# Degree vs Certifications



## Peerkon (Mar 3, 2012)

Hey,

I am finishing up a 2 year Computer Information System Diploma and I have the opportunity to transfer and receive a CS degree for another two years.

I'm pretty sure I want to work in the field of security so I am wondering would it be more beneficial to get my Degree or just get a bunch of certificates like Security +, Cisco, etc...

Thanks


----------



## BosonMichael (Nov 1, 2011)

It's extremely difficult (if not impossible) to just jump right into IT security. Most people start out with an entry-level IT job and work up to IT security, generally by first being a desktop support tech, then a server administrator, then a network administrator. Even with a bunch of book learning and certificatations, one cannot possibly hope to secure what one has never administered... and employers know that.

Hope this helps.


----------



## Peerkon (Mar 3, 2012)

I understand that I can not just start out in IT security, but to get there what would be the best route for me after I receive my diploma, to study and receive a degree or to get security based certifications?


----------



## sobeit (Nov 11, 2007)

imo, the degree gives more options in many different fields where as a certification is more specific and limited. Get the degree and then get certified as needed or wanted. May cost more but it gives many more career options.


----------



## A1tecice (Jun 1, 2010)

Try to stick with the degree first but if you can try to get what they call a sandwich degree. Meaning (based on a 4 year degree) Your spend two years, work for a year then do two more years.

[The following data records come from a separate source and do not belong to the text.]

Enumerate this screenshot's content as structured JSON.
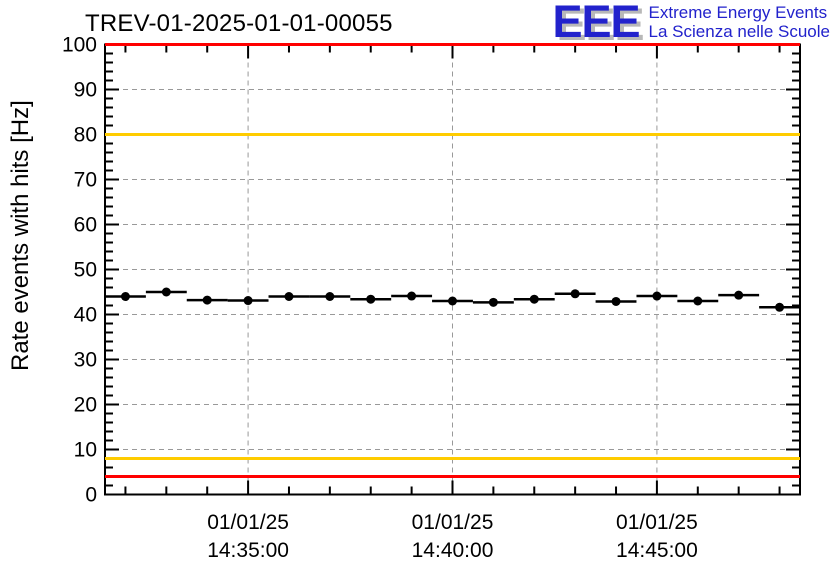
{
  "page": {
    "background": "#ffffff"
  },
  "header": {
    "title": "TREV-01-2025-01-01-00055",
    "logo": {
      "acronym": "EEE",
      "line1": "Extreme Energy Events",
      "line2": "La Scienza nelle Scuole",
      "color": "#2222cc",
      "shadow_color": "#b8b8b8"
    }
  },
  "chart_data": {
    "type": "scatter",
    "title": "TREV-01-2025-01-01-00055",
    "xlabel": "",
    "ylabel": "Rate events with hits [Hz]",
    "ylim": [
      0,
      100
    ],
    "y_major_step": 10,
    "y_minor_step": 2,
    "y_tick_labels": [
      "0",
      "10",
      "20",
      "30",
      "40",
      "50",
      "60",
      "70",
      "80",
      "90",
      "100"
    ],
    "grid": true,
    "legend": false,
    "date": "01/01/25",
    "x_times": [
      "14:32",
      "14:33",
      "14:34",
      "14:35",
      "14:36",
      "14:37",
      "14:38",
      "14:39",
      "14:40",
      "14:41",
      "14:42",
      "14:43",
      "14:44",
      "14:45",
      "14:46",
      "14:47",
      "14:48"
    ],
    "values": [
      44.0,
      45.0,
      43.2,
      43.1,
      44.0,
      44.0,
      43.4,
      44.1,
      43.0,
      42.7,
      43.4,
      44.6,
      42.9,
      44.1,
      43.0,
      44.3,
      41.6
    ],
    "x_bin_minutes": 1,
    "x_major_ticks": [
      {
        "time": "14:35",
        "date_label": "01/01/25",
        "time_label": "14:35:00"
      },
      {
        "time": "14:40",
        "date_label": "01/01/25",
        "time_label": "14:40:00"
      },
      {
        "time": "14:45",
        "date_label": "01/01/25",
        "time_label": "14:45:00"
      }
    ],
    "thresholds": [
      {
        "name": "red-max",
        "value": 100,
        "color": "#ff0000"
      },
      {
        "name": "yellow-max",
        "value": 80,
        "color": "#ffcc00"
      },
      {
        "name": "yellow-min",
        "value": 8,
        "color": "#ffcc00"
      },
      {
        "name": "red-min",
        "value": 4,
        "color": "#ff0000"
      }
    ],
    "series_color": "#000000",
    "gridline_color": "#999999"
  }
}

Means you will have experience in the field and have your degree.


----------



## Peerkon (Mar 3, 2012)

Thanks guys for your response, I think I'm going to get my degree then certifications later on. Just curious what certifications should I work towards?


----------



## BosonMichael (Nov 1, 2011)

You should pursue entry-level certifications, such as the A+, Network+, and the Microsoft client exams (MCP on Windows XP, MCTS on Windows Vista, and/or MCTS on Windows 7). Then get some real-world IT experience. 

Eventually, you'll be allowed to help with server administration (if not in your first position, hopefully in your next). After you've gotten some server admin experience, go after the more advanced Microsoft certifications (MCSA/MCSE and/or MCITP).

As you go, certify on what you have experience doing (NOT on what you WANT to be doing). For example, pursue the CCNA after you've got a little experience administering Cisco routers. Pursue security certifications (Security+, SSCP, CISSP) after you've got experience with IT security. If you certify on what you have experience doing, you'll have no question as to what certifications you should be pursuing.


----------